Cependant Roger Lumbala, à l’époque chef du Rassemblement Congolais pour la Démocratie-Nationale, RCD-N, est notamment accusé d’avoir laissé ses hommes commettre des atrocités lors de l’opération dite «Effacer le tableau». Cette opération était lancée en octobre 2002 avec son allié, le Mouvement de libération du Congo (MLC) de Jean-Pierre Bemba. Elle visait, en outre, à détruire d’autres groupes armés, mettre la main sur les richesses naturelles et contrôler un maximum de territoires. En 2014, l’Office français de protection des réfugiés et apatrides (OFPRA) avait refusé de lui accorder l’asile en raison de soupçons sur sa participation à des violations des droits humains en RDC au début des années 2000, et l’avait signalé à la justice en 2016, déclenchant une enquête pénale.

Ne pas poursuivre et juger les grands criminels sera ni moins ni plus qu’apporter une prime à l’impunité.

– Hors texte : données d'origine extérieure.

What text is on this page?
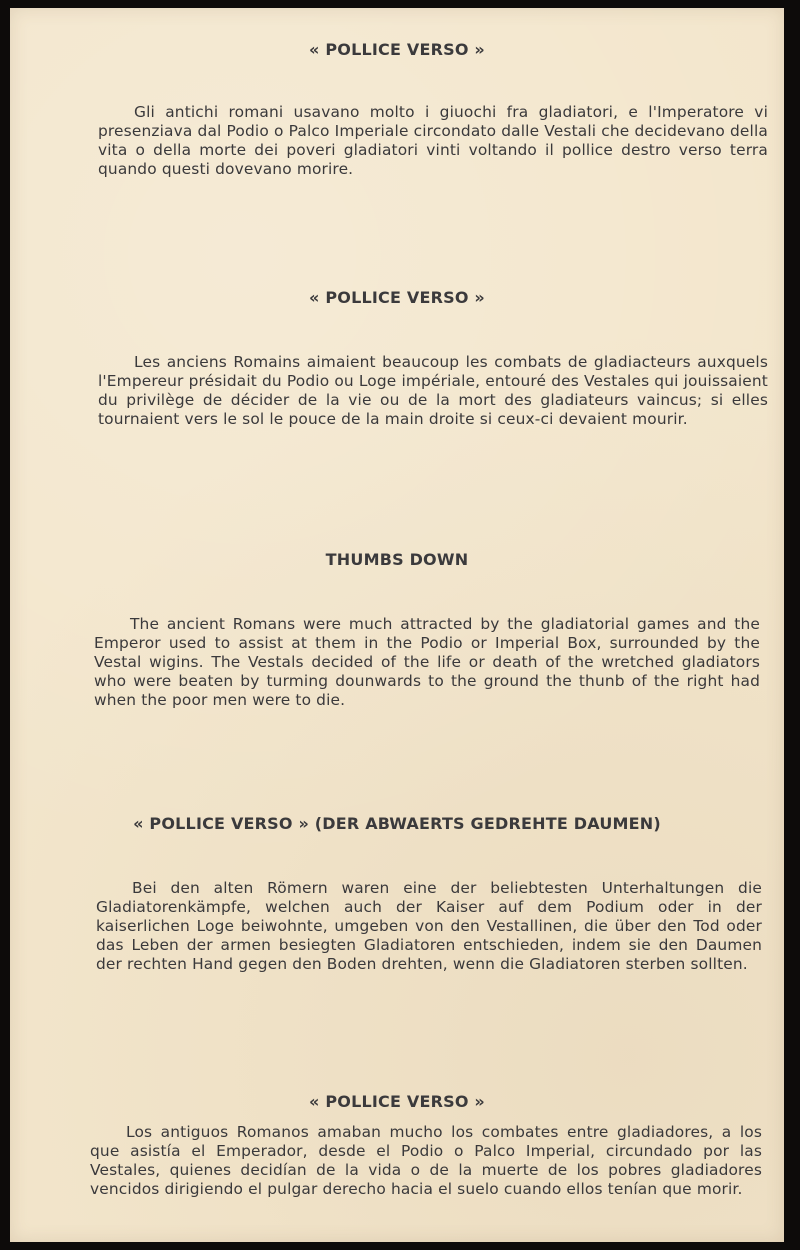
« POLLICE VERSO »

Gli antichi romani usavano molto i giuochi fra gladiatori, e l'Imperatore vi presenziava dal Podio o Palco Imperiale circondato dalle Vestali che decidevano della vita o della morte dei poveri gladiatori vinti voltando il pollice destro verso terra quando questi dovevano morire.

« POLLICE VERSO »

Les anciens Romains aimaient beaucoup les combats de gladiacteurs auxquels l'Empereur présidait du Podio ou Loge impériale, entouré des Vestales qui jouissaient du privilège de décider de la vie ou de la mort des gladiateurs vaincus; si elles tournaient vers le sol le pouce de la main droite si ceux-ci devaient mourir.

THUMBS DOWN

The ancient Romans were much attracted by the gladiatorial games and the Emperor used to assist at them in the Podio or Imperial Box, surrounded by the Vestal wigins. The Vestals decided of the life or death of the wretched gladiators who were beaten by turming dounwards to the ground the thunb of the right had when the poor men were to die.

« POLLICE VERSO » (DER ABWAERTS GEDREHTE DAUMEN)

Bei den alten Römern waren eine der beliebtesten Unterhaltungen die Gladiatorenkämpfe, welchen auch der Kaiser auf dem Podium oder in der kaiserlichen Loge beiwohnte, umgeben von den Vestallinen, die über den Tod oder das Leben der armen besiegten Gladiatoren entschieden, indem sie den Daumen der rechten Hand gegen den Boden drehten, wenn die Gladiatoren sterben sollten.

« POLLICE VERSO »

Los antiguos Romanos amaban mucho los combates entre gladiadores, a los que asistía el Emperador, desde el Podio o Palco Imperial, circundado por las Vestales, quienes decidían de la vida o de la muerte de los pobres gladiadores vencidos dirigiendo el pulgar derecho hacia el suelo cuando ellos tenían que morir.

Aujourd’hui, un juge d’instruction français a rendu une ordonnance de mise en accusation à l’encontre de l’ancien chef de guerre congolais Roger Lumbala Tshitenga pour complicité de crimes contre l’humanité, comprenant notamment des meurtres, actes de torture ou autres actes inhumains, viols comme forme de torture et réduction en esclavage, commis en République démocratique du Congo (RDC) entre 2002 et 2003. Cette mise en accusation est un pas vers la justice pour les survivants d’atrocités de masse en RDC, selon la Clooney Foundation for Justice (CFJ), TRIAL International (TRIAL), Minority Rights Group (MRG) et Justice Plus.

Il s’est avéré que les différents régimes au pouvoir à Kinshasa se sont révélés incapables de poursuivre ces hommes dont la responsabilité pénale était largement engagée. Roger Lumbala a été arrêté à Paris en décembre 2021, et il sera jugé devant une cour d’assises en France pour complicité de crimes contre l’humanité. Son groupe armé, le Rassemblement congolais pour la démocratie Nationale (RCD-N), et ses alliés auraient commis ces atrocités au cours de l’opération militaire « Effacer le tableau » menée dans les provinces du Nord-Kivu et de l’Ituri. Roger Lumbala a plus tard été nommé ministre du Commerce en RDC, poste qu’il occupa entre 2003 et 2005.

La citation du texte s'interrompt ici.